Boohoo has explicitly stated it is not seeking confrontation with Frasers, urging shareholders to oppose Mike Ashley’s board appointment proposal.
- The fashion company argues Frasers is motivated by self-interest, aiming to undermine Boohoo’s stability.
- Boohoo recalls past instances where Frasers exerted pressure on other companies, hinting at a pattern of behaviour.
- Concerns were raised over Frasers’ stake in Asos, viewing their responses as dismissive towards shareholder protection.
- Boohoo firmly rejects Mike Ashley and Mike Lennon’s suitability for board positions, citing strong-arm tactics.
Boohoo has clearly articulated its position to its shareholders, emphasising that the call to vote against Mike Ashley’s appointment is not an act of aggression. Their stance is rooted in a broader concern that Frasers is prioritising its own commercial goals at the expense of Boohoo’s stability. This concern is underscored by Boohoo’s statement that Frasers’ ongoing campaign appears strategically designed to create instability within Boohoo.

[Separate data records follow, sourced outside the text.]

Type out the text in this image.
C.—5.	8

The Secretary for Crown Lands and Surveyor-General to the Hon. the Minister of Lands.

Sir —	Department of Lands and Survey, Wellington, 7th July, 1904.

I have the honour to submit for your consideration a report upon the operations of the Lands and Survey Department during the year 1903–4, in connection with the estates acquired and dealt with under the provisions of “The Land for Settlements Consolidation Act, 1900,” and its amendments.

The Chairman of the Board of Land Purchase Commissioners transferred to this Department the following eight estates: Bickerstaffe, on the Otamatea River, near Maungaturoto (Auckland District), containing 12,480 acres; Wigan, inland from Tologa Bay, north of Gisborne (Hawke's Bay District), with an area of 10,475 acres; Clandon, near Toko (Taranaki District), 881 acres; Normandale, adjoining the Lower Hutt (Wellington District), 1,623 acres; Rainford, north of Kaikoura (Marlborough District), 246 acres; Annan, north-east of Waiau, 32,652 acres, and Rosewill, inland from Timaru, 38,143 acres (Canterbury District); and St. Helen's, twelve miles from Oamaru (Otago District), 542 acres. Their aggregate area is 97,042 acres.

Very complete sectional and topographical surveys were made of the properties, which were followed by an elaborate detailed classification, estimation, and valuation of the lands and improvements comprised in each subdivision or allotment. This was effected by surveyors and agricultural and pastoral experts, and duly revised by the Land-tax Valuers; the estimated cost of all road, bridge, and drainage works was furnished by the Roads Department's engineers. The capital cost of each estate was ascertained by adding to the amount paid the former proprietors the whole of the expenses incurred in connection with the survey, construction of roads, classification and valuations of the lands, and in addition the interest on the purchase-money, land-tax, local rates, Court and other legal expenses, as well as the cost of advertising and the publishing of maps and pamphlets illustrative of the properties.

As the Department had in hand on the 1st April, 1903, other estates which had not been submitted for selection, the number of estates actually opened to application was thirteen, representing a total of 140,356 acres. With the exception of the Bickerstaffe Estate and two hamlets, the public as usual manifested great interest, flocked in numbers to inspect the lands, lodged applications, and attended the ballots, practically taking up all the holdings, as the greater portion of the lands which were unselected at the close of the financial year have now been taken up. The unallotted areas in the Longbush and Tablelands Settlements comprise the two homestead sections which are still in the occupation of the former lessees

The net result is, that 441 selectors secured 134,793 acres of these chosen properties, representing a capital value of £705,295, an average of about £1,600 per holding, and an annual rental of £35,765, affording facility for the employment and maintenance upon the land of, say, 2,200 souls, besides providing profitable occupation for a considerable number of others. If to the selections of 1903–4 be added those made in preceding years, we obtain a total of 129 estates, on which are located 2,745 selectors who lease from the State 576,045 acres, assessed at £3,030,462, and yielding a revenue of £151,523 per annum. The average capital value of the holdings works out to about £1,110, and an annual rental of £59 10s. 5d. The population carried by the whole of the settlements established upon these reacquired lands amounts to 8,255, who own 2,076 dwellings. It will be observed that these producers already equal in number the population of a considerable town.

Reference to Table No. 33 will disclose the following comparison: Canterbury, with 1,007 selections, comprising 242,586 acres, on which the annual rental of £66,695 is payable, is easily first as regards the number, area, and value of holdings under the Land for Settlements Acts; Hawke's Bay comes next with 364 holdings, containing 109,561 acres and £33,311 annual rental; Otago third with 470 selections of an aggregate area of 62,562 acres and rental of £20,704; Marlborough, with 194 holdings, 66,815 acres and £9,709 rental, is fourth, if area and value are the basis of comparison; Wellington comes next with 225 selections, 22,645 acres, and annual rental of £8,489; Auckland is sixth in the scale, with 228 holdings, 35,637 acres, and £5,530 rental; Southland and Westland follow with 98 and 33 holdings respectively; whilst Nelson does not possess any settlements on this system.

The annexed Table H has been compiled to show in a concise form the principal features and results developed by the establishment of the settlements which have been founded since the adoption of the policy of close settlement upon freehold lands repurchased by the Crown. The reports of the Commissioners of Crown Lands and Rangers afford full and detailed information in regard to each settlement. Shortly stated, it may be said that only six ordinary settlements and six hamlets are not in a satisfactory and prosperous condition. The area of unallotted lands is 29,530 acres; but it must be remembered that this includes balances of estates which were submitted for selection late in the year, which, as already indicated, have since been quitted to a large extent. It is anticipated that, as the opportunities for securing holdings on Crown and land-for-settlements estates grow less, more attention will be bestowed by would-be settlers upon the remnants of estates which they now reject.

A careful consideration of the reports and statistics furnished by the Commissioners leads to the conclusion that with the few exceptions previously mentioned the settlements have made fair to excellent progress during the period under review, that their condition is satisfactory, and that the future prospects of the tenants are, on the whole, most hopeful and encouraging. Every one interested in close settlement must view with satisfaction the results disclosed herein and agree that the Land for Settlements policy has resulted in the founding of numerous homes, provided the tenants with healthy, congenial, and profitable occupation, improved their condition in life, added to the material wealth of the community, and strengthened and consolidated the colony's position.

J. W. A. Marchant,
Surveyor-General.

The tension is not unprecedented; Boohoo references previous incidents where Frasers allegedly exerted undue influence on companies such as Studio Retail. Despite Frasers acquiring Studio Retail post-administration for a nominal fee, Boohoo highlights this as an example of Frasers’ forceful attempts to sway company leaderships, potentially aligning these moves with Frasers’ interests rather than those of all shareholders.
Additionally, Boohoo has reiterated its unease with Frasers’ substantial shareholding in Asos, which stands at 27%. This relationship has, according to Boohoo, led to credible concerns which were largely dismissed by Frasers in an open letter dated 21 November 2024. Boohoo points to the nonchalant dismissal of potential conflicts and shareholder competition as an insight into Frasers’ approach to corporate governance.
Asserting a staunch opposition, Boohoo has communicated to its shareholders that it staunchly rejects Frasers’ propositions, particularly the appointment of Mike Ashley or Mike Lennon to key positions within the board. Boohoo describes these efforts as employing ‘strong-arm tactics’ that are not conducive to fostering an environment of minority shareholder protection.
Boohoo steadfastly remains against Frasers’ board proposals, focusing on safeguarding its governance and shareholder interests.